The need for CCS to be “popular” among regulators and policymakers is highlighted by Shell’s failed bid with SSE to create a project in Peterhead.

The scheme was in the running for a £1 billion UK Government competition, which was pulled in 2015, causing the project to fall through.

In his home country of the Netherlands, a consortium of firms is working on a CCS scheme to reduce emissions at the Port of Rotterdam as heavy industry remains one of the most difficult areas to cut down on pollution.

Sebregts said: “Most people think about mobility and maybe their home environment when they think about energy consumption – those are not the most difficult to address.

“The most difficult are industrial applications and long-haul heavy-duty transport.”

A linked aspect of CCS will be the production of hydrogen, which could be another important part of the energy transition.

Shell is already supporting the Acorn project, a test hydrogen/CCS scheme at the St Fergus Gas Terminal near Peterhead.

The project, run by Pale Blue Dot, seeks to produce blue hydrogen, converted from natural gas, for use in the heating network and transport while storing associated emissions underground in depleted North Sea gas fields, such as Goldeneye, which Shell operates.

While green hydrogen, which is produced through renewable sources, is the “holy grail”, scaling up blue hydrogen production is the near-term goal.


In the wider historical context, many of the changes presented by the energy transition are not unique, according to the chief scientist. The energy system has had to change in the past, while new companies have regularly needed to adopt new technologies.

What is unique now is the speed at which change needs to be affected to avert the “catastrophic effects” of climate change.

Technology is a key part of that, but it will also be dependent on factors like economic growth, consumer choice and national and local policies, Sebregts said.

Digitalisation is the latest wave of new technology being adopted in oil and gas, with machine learning being rolled out at Shell sites such as Shearwater in the North Sea and the Pernis Refinery in the Netherlands to better monitor asset integrity, improve safety and other functions.

With the rise of digital technology new roles are going to be required – 10,000 in the UK alone over the next 20 years, according to Robert Gordon University and skills body Opito – but North Sea bosses have long-argued this means upskilling workers, rather than job cuts.

Sebregts said new innovations have always meant different jobs being required, but any worries workers might feel over the tech revolution should not be dismissed.

“I can imagine that for an individual worker there can be uncertainty if you don’t quite know what the type of work that you do looks likes in the future”, he said.

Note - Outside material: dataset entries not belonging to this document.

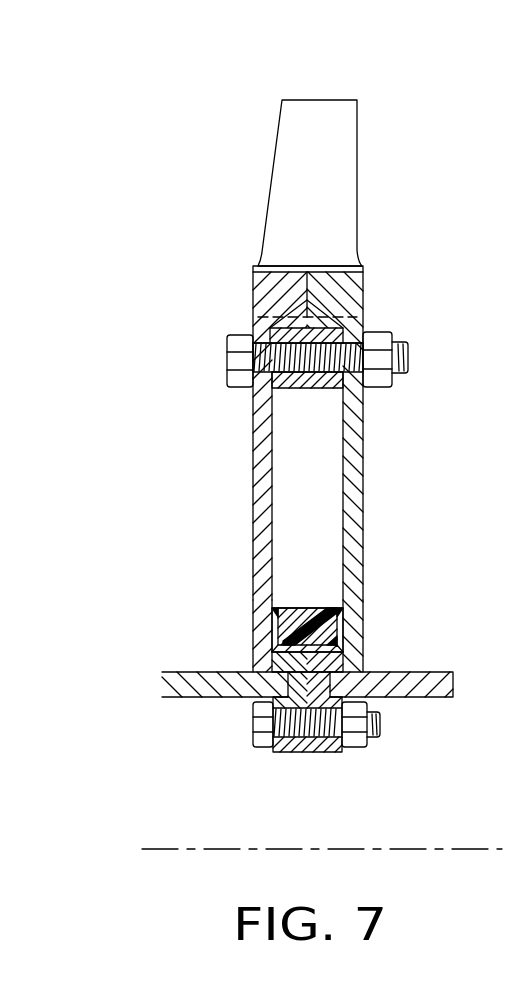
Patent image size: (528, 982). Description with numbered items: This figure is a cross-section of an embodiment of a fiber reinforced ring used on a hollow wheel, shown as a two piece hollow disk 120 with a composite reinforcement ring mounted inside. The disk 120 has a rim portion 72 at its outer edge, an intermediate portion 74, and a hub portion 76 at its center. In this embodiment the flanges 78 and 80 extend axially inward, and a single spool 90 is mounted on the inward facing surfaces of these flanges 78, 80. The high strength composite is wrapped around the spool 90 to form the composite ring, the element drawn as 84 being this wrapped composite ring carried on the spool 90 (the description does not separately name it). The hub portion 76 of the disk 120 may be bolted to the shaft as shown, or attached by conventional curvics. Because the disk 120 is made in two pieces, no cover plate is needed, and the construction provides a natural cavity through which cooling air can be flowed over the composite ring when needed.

The two piece hollow disk 120 is at (381, 466).
The rim portion 72 is at (367, 298).
The intermediate portion 74 is at (367, 516).
The hub portion 76 is at (262, 612).
The spool 90 is at (284, 611).
The resilient insert 84 is at (292, 625).
The flange 78 is at (335, 663).
The flange 80 is at (280, 660).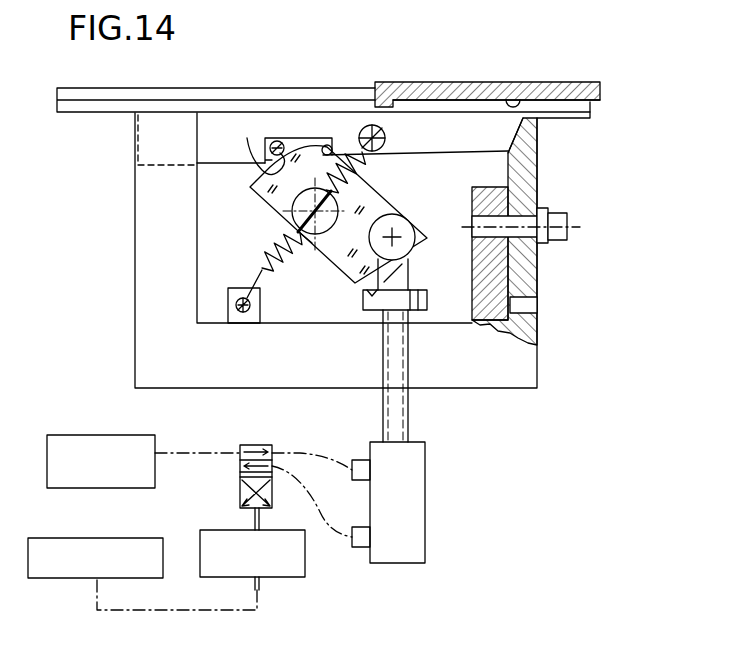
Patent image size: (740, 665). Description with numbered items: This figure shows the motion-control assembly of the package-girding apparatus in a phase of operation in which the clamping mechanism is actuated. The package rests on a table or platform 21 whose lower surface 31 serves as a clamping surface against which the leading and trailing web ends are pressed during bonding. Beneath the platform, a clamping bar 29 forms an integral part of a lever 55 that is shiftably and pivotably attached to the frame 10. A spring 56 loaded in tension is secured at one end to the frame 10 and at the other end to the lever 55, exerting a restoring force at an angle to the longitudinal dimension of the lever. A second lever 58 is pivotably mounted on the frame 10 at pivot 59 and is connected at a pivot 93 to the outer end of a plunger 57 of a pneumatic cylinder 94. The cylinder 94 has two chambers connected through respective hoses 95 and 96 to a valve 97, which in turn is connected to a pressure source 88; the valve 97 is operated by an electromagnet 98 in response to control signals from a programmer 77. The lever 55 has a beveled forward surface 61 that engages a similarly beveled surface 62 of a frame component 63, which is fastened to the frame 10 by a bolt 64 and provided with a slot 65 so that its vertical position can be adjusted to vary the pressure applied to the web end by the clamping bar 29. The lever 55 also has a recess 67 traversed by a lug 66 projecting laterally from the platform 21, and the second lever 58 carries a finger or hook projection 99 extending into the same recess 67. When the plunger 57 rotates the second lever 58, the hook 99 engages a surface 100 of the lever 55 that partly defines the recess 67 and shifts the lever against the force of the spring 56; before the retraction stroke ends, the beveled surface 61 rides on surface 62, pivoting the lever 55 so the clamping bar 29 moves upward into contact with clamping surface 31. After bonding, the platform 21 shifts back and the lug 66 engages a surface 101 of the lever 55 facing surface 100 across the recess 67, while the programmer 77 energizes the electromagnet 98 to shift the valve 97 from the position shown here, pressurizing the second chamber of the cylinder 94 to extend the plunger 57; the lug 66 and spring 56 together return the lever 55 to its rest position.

The frame 10 is at (262, 388).
The platform 21 is at (468, 92).
The clamping bar 29 is at (592, 107).
The lower surface 31 is at (522, 84).
The lever 55 is at (220, 158).
The spring 56 is at (283, 277).
The plunger 57 is at (400, 425).
The second lever 58 is at (340, 258).
The pivot 59 is at (293, 210).
The beveled forward surface 61 is at (538, 146).
The beveled surface 62 is at (512, 160).
The frame component 63 is at (520, 278).
The bolt 64 is at (570, 220).
The slot 65 is at (536, 200).
The lug 66 is at (268, 138).
The recess 67 is at (303, 140).
The programmer 77 is at (60, 540).
The pressure source 88 is at (84, 436).
The pivot 93 is at (397, 228).
The pneumatic cylinder 94 is at (417, 489).
The hose 95 is at (326, 451).
The hose 96 is at (343, 520).
The valve 97 is at (242, 478).
The electromagnet 98 is at (300, 562).
The hook projection 99 is at (333, 150).
The surface 100 is at (348, 140).
The surface 101 is at (251, 146).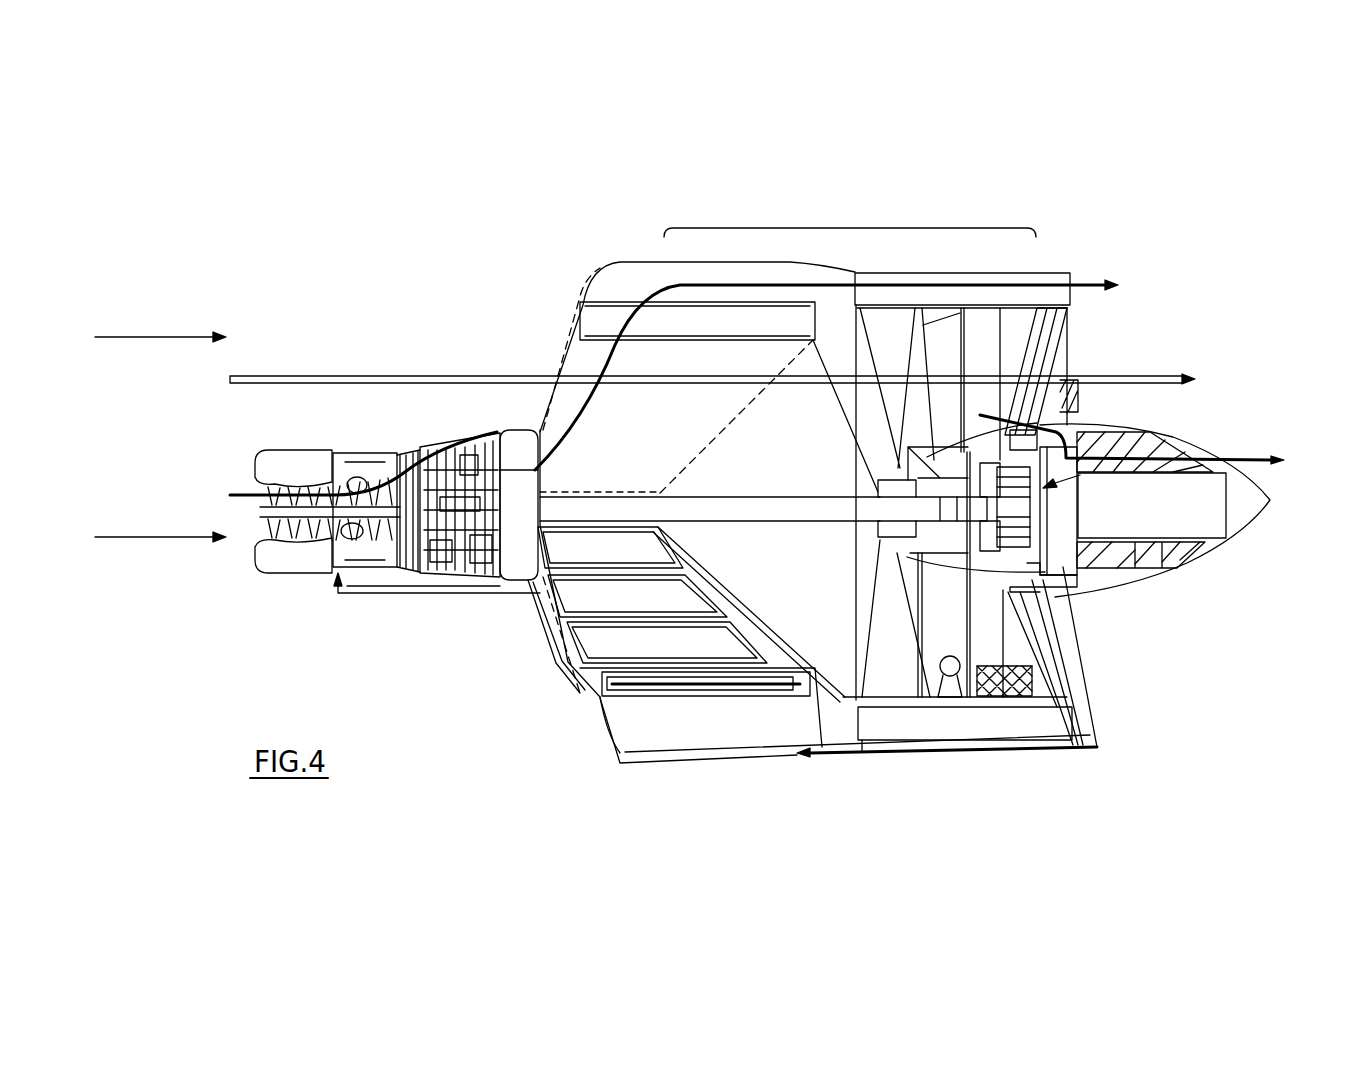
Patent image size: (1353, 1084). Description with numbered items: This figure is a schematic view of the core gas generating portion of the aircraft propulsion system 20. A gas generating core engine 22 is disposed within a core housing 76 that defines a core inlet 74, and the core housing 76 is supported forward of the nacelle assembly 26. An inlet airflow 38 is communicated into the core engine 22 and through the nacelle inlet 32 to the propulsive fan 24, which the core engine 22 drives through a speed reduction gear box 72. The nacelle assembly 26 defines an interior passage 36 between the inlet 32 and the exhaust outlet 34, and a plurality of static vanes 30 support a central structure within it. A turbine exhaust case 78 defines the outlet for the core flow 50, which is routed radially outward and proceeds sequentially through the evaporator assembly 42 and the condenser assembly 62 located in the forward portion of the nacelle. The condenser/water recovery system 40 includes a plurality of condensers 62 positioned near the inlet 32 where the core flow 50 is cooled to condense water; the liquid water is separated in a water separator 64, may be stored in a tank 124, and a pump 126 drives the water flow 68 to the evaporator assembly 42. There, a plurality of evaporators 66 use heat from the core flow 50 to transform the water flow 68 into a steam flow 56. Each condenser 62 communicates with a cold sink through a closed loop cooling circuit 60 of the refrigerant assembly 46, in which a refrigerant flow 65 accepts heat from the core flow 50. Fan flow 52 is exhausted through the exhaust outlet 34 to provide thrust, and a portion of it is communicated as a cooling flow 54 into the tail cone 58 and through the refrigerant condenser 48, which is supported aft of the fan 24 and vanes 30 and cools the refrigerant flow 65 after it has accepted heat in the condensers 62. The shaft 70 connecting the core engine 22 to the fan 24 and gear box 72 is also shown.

“That can give you anxieties so I don’t want to just brush this away. It is relevant.

“I think it is important to work together with your employees, and with those who your employees choose to represent their interests, about how we can deploy these technologies in such a way that everybody is better off.

“We’ve done that historically with new technologies and I think we will do that again with digital technology.”

With both the speed of change picking up and the “intensity” of the climate change debate seeming to rise at a commensurate rate, Shell has not been immune to public protests.

In the last year for its North Sea business alone, there have been high-profile disruptions from activist groups at its regional headquarters in Aberdeen and at the Brent oilfield, currently being decommissioned.

Shell is committed to producing oil and gas for years to come, but Sebregts says the company wants to play its role as the industry gradually transitions to a lower-carbon energy system.

He added: “We recognise a partly critical audience in society around what we do. At the same time we believe what we do provides great benefits to society, providing access to energy and combating energy poverty.

“We also recognise we need to transition to something else. We have capabilities to offer that can help bring that about and we are very committed to doing that.”